«Но почему? — спросила я. Почему они хотели убить Стью, если у него был иммунитет? В этом же нет никакого смысла!»

Он посмотрел на меня, и в глазах у него был страх. Они выглядели почти мертвыми, как у скумбрии.

«Это не имеет значения, Фрэн, — сказал он. Смысл и это место, судя по его виду, — это две несовместимые вещи. Существует определенный тип мышления, уверенного в том, что можно замести следы. Такие люди верят в это с той же искренностью и фанатизмом, с которой члены некоторых сект верят в божественность Иисуса Христа. Потому что для некоторых людей самое важное — это замести следы, даже когда беда уже произошла. Интересно, сколько обладающих иммунитетом людей они убили в Атланте, Сан-Франциско и Топеке, в центре по изучению вирусных болезней, прежде чем болезнь убила их и положила конец их занятию? Эта задница? Я рад, что он мертв. Мне только жаль Стью, который, возможно, всю свою оставшуюся жизнь будет видеть кошмары с его участием».

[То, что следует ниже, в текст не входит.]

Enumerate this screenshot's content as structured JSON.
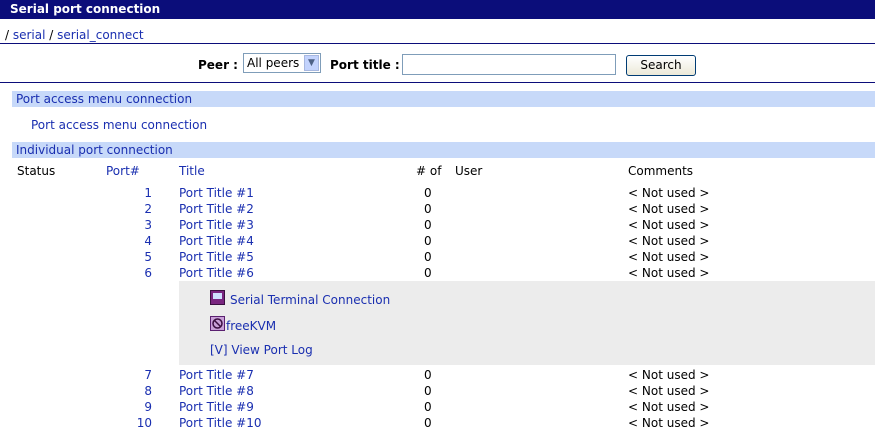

И знаете, что потом сделал Глен Бэйтмен? Этот симпатичный человек, который рисует ужасные картины? Он подошел и пнул труп прямо в лицо. Гарольд приглушенно крякнул, словно это его ударили. Потом Глен снова занес ногу.

«Нет», — закричал Гарольд, но Глен ударил труп и во второй раз. Потом он повернулся, утирая рот тыльной стороной ладони, но по крайней мере глаза его перестали быть похожи на глаза дохлой рыбы.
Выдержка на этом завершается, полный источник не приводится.